Следует сказать несколько слов об обуви для бега, в частности потому, что она может влиять на технику бега.
Я не люблю ничего усложнять. Это касается и обуви для бега. Я считаю, что большинство бегунов должны использовать самую простую обувь, которая подходит им и у которой не слишком много наворотов. Важно чувствовать, что обувь становится продолжением вашего тела, не мешает и меняет ваш естественный беговой шаг. Лучшая похвала кроссовкам — это когда можно сказать, что во время бега вы не думаете о них.
Эта рекомендация относится к легким повседневным пробежкам. Большинство бегунов, участвующих в соревнованиях, предпочитают надевать на интенсивные тренировки более легкие тренировочные или соревновательные кроссовки. Спортсмены из моей команды надевают шиповки для некоторых ключевых тренировок на стадионе. Марафонцы проводят некоторые длинные пробежки, особенно те, что проходят в целевом соревновательном темпе, в кроссовках с толстой подошвой и покрытием из специальной пены, известных как «суперобувь».
Обувь — это инструмент, причем разные модели могут быть более или менее подходящими в зависимости от обстоятельств. Я не сторонник того, чтобы надевать «суперобувь» на все пробежки. Есть соблазн подумать: «В них я пробегаю милю на 10 секунд быстрее, поэтому если я всегда буду тренироваться в них, то буду в лучшей форме». Не думаю, что это так работает. Это все равно что верить, что если вы будете тренироваться на небольшом спуске с попутным ветром, то будете бегать быстрее, чем если бы вы тренировались в обычных условиях.

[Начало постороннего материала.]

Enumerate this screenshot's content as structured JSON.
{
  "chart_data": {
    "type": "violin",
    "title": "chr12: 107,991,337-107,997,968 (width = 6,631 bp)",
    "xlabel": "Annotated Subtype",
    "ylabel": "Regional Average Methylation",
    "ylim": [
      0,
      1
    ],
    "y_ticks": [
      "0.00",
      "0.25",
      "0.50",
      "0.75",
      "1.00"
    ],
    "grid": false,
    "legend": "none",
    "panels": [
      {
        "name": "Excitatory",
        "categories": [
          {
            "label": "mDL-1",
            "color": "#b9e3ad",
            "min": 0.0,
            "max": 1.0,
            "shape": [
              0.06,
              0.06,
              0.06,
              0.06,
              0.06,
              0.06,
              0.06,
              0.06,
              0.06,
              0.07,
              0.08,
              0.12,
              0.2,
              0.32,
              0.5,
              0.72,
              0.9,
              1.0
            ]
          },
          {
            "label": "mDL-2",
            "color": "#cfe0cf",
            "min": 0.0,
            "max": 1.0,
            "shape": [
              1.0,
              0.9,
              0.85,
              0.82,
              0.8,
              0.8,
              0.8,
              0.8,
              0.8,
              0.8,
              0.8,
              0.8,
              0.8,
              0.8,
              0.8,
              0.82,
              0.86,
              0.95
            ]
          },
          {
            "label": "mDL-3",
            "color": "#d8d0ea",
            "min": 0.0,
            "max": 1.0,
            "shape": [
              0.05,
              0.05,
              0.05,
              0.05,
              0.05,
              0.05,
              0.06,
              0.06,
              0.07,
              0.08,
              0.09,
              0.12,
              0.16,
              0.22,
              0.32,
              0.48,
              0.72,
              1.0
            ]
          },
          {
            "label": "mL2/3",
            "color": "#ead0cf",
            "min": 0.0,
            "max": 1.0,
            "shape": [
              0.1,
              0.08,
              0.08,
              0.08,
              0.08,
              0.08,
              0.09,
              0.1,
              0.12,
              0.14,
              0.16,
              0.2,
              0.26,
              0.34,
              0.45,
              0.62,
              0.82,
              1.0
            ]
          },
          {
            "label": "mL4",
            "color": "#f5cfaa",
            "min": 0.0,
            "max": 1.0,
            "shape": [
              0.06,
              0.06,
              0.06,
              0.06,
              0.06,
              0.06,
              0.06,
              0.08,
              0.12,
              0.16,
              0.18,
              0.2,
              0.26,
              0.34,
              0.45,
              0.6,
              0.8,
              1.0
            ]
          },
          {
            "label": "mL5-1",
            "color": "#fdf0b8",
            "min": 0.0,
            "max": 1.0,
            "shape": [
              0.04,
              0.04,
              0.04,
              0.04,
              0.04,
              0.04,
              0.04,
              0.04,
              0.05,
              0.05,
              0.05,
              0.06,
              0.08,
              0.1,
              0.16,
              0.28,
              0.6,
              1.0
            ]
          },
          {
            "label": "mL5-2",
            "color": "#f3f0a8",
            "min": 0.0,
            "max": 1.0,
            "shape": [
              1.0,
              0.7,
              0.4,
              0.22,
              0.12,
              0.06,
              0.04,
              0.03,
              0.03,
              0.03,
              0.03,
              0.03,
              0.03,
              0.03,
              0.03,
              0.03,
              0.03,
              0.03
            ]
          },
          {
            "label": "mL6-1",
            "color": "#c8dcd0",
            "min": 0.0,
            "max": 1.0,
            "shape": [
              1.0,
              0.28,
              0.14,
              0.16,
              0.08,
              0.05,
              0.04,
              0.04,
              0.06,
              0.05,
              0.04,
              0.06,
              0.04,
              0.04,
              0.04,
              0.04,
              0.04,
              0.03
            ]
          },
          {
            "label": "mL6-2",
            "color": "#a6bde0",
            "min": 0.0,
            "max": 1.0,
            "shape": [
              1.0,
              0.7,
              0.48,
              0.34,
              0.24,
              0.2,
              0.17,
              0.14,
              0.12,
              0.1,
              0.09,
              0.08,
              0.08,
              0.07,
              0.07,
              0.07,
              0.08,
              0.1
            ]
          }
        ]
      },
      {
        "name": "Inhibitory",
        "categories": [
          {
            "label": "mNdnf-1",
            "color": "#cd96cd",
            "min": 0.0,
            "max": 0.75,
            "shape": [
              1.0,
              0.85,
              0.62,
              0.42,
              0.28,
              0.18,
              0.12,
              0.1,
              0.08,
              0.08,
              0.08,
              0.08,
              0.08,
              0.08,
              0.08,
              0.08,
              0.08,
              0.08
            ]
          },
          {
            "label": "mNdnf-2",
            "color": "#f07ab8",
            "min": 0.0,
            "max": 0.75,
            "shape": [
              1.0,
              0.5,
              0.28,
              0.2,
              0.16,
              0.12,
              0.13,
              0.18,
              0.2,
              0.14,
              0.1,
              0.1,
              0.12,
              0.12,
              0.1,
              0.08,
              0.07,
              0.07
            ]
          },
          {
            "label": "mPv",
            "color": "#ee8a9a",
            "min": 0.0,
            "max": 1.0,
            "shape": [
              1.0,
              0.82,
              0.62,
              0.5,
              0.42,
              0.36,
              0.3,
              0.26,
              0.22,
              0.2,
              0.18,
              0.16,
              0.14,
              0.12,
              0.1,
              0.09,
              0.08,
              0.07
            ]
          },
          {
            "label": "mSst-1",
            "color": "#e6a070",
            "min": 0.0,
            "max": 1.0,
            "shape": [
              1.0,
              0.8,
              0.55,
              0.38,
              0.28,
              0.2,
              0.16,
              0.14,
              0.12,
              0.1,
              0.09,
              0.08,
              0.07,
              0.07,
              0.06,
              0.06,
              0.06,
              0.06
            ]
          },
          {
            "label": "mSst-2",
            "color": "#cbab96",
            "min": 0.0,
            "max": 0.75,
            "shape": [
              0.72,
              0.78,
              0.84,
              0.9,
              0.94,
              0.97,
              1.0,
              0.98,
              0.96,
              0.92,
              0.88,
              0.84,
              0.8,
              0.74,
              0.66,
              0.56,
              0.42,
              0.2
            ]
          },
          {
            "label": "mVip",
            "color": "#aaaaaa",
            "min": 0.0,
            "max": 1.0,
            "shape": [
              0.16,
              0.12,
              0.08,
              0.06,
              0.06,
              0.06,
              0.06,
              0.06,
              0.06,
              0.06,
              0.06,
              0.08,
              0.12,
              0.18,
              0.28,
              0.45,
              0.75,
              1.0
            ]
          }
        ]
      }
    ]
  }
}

Скажу так: бегуны в моей команде получают обувь бесплатно. Они могли бы бегать в самых роскошных моделях каждый день и не беспокоиться о том, что за 100 миль они износят пару. Но они так не поступают. На большинство пробежек они надевают базовые тренировочные кроссовки. Более легкие и быстрые кроссовки они оставляют для интенсивных тренировок и соревнований. Даже если отбросить физические свойства кроссовок, то надевать такие модели лишь изредка — это тоже своего рода мотивация. Это способ сказать себе, что настало время сделать что-то особенное, и у вас есть для этого подходящий инструмент.
Правильное питание очень важно для достижения максимального результата. Тут все довольно просто. Бегуны должны питаться так же полноценно, как и все остальные. Моя команда ест много фруктов и овощей, цельные злаки, нежирные белки и полезные жиры. Они стараются покупать сезонные, местные, экологически чистые продукты, насколько позволяет бюджет. Они не избегают каких-то продуктов целенаправленно — иногда кто-нибудь приносит на тренировку пончики, — но они не налегают на фастфуд и переработанные продукты.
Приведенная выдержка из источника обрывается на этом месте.